I watched (with some friends) from across the crowded party. I saw my husband approach in a friendly manner, extend his hand and introduce himself. He then said he was a recruiter for such-and-such company and thought he received an email from Joe earlier that day. As awareness began to dawn on Joe, his face turned from a smile to an expression of shock and embarrassment. He shook his head and looked down. Then he began apologizing. My husband was gracious and laughed it off, but I was happy he took the direct route and talked to Joe. It’s important for all of us to know that there REAL PEOPLE at the end of emails and phone lines.
Joe approached me later that night to apologize as well. He expressed frustration with the job market, but took full responsiblity for his actions. Water under the bridge, but a big lesson for Joe.
If we don’t remember that there are real people on the receiving end of our communications, we end up dehumanizing people and situations go from bad to worse quickly.
Your Company. Your People.
What are you doing to remind your people to treat customers, prospects and each other with respect? Pages of process and phone scripts don’t get the job done. It takes real reminders of who these people are.
Ways to Humanize Your Customers
- Create personas. Personas help you truly understand what makes your customers tick, and helps everyone relate to them as people.
- Share real stories often. Make sure that customer kudos are shared with everyone at the company. Real world examples help underline how your processes should work.
- Ask your customers for feedback early and often. Make sure you’re actually listening. I for one have grown tired of being asked “give me all 5’s” on customer satisfaction surveys.

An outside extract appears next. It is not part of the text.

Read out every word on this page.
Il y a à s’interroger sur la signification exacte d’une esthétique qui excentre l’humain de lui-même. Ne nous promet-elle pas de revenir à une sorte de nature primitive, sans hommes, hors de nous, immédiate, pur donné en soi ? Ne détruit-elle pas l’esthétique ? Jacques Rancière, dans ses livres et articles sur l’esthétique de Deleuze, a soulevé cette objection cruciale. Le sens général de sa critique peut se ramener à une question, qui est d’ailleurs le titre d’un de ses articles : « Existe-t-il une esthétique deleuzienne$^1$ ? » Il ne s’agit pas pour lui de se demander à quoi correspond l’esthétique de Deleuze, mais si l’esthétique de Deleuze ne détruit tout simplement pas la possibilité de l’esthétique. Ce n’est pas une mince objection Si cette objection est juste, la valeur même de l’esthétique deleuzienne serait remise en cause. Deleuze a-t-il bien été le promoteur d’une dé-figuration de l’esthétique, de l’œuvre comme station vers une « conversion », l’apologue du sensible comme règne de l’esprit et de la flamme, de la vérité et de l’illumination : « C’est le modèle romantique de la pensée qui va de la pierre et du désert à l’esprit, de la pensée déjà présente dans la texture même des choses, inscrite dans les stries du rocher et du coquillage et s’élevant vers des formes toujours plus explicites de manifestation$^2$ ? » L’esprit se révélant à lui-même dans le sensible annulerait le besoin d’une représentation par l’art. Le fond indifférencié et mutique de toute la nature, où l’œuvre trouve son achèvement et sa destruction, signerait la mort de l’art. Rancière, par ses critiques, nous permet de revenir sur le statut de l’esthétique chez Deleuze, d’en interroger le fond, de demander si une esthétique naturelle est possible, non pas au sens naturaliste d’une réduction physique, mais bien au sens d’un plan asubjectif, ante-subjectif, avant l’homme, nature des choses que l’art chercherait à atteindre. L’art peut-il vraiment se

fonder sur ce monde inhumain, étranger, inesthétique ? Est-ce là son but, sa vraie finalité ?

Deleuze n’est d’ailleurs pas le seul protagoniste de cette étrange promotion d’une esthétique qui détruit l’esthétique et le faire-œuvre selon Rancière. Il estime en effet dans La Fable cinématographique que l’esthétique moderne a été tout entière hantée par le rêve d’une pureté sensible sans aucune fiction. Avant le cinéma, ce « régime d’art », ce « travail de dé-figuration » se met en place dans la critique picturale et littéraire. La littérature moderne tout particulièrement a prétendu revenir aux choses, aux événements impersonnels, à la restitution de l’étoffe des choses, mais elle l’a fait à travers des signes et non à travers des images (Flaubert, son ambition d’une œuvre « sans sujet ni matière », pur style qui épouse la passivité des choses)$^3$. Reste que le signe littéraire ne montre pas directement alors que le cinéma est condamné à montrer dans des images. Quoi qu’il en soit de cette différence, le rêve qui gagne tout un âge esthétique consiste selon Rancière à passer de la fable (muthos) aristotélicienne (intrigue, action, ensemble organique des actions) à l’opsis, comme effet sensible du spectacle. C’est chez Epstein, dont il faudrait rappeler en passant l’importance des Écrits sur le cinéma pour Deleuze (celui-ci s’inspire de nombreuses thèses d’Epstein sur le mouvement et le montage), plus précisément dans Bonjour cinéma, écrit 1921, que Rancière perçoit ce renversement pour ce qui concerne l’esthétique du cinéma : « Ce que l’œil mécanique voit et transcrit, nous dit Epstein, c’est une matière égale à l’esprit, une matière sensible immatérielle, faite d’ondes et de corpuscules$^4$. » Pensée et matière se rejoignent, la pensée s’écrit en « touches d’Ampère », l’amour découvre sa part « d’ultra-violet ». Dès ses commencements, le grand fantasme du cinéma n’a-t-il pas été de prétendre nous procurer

- Showcase customer-created content. If you are lucky enough to have customers willing to blog, podcast, or create videos about your brand, then really show that off. Don’t behave as if customers are on a separate island from you.
- Discuss what you can do better – every week. Managers should be seeking out stories of what works and what doesn’t, then sharing that with their colleagues and teams.
Henry Ford started the great march toward efficiency, and some companies never looked back. It’s important to look at your customers as not only your profit center but as your living, breathing brand. Can’t we all just get along?